8. Substitute Teacher
Character(s): Iruka-sensei, Kakashi
Summary: Kakashi brings illicit reading material into Iruka's class. This was a mistake.
Iruka would never understand how they chose substitute teachers. He wondered if all the acceptable candidates simultaneously dropped off the face of the earth, forcing them to draw from the most wretched pool of ridiculously inappropriate shinobi imaginable – and then to thrust said appalling role model on his most vulnerable classes of children.
He'd spoken to his superiors about it. Hell, he'd spoken to the Hokage about it. However, the former had just murmured something about making use of idle resources, and the Hokage had smirked at him.
All of this lead to Iruka's rationalization that he must never, ever get ill.
Generally, this worked well, except he did occasionally have to go on missions. This happened for a week, late one autumn. He'd left hasty but specific instructions, hoping against experience that at least part of his objectives might be accomplished. And then, worried but resigned, he left.
Kakashi wouldn't ever understand how they chose substitutes at the academy. He wondered if they took the names of all the nin in the village who most disliked children and rotated them in as some kind of perverse punishment.
How he hated Konoha's larvae progeny. After all, he wasn't a daycare provider. What a complete waste of time. He'd set fire to the drivel of instructions the teacher left behind on the first day.
"What did you do with them all week then?" Iruka asked him later.
Kakashi had felt a twinge of regret when he'd discovered it was Iruka's class he'd taken over. However, it was hardly a crisis of conscience; more a mild fear for his life. "Just what I'm doing now," he responded, flipping a page of his favored volume of Ichi Ichi nonsense.

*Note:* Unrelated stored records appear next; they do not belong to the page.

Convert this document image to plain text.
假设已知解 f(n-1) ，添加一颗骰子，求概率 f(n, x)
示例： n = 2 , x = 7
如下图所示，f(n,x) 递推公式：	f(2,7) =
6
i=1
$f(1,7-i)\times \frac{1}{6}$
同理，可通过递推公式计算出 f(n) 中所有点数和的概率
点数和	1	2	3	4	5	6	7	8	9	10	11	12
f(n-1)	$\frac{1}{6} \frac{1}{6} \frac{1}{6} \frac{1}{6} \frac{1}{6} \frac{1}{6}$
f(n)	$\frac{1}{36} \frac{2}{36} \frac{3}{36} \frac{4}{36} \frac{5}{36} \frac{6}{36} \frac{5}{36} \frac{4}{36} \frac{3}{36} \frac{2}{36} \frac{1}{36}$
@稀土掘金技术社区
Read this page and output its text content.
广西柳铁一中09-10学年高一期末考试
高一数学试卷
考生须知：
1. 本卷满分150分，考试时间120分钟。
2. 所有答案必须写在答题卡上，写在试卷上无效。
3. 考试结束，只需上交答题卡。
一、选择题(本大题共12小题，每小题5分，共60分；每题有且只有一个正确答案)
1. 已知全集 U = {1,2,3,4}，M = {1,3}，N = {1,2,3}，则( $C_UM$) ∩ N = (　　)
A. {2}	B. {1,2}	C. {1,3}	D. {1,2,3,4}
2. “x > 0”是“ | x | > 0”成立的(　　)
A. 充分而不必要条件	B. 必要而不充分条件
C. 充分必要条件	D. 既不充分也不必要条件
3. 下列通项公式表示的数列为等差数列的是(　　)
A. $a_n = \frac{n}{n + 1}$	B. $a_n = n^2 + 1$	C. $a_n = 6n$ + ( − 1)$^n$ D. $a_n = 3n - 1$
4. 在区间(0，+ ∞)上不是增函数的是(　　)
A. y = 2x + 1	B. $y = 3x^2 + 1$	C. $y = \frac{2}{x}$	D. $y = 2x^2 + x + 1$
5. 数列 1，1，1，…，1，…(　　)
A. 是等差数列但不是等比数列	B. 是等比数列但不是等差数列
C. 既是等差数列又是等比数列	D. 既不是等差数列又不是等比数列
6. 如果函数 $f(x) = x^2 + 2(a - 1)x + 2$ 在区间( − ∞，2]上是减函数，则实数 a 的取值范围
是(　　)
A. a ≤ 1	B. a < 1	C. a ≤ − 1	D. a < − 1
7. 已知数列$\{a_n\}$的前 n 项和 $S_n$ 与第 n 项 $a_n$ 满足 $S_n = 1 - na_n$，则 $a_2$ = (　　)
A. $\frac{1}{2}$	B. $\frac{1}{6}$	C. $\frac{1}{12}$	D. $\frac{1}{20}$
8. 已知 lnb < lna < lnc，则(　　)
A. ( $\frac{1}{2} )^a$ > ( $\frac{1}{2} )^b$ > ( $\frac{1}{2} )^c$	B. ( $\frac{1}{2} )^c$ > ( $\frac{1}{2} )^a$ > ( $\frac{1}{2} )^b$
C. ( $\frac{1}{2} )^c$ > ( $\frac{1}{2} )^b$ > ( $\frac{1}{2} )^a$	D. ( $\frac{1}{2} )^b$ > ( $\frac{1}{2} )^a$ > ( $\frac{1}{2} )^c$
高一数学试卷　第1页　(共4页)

Silence. Then, with a tinge of rage coloring his voice, Iruka asked, "You read that in front of the children?"
Kakashi should never have smirked in the teacher's face, or made that tasteless comment about teaching them how to be adults. He definitely should never have leered afterward suggestively. And he should have noticed the flush on Iruka's face, darkening his tan to a livid maroon.
Though whether or not the book would have been saved from the inferno of flame it erupted into was a mater of contention.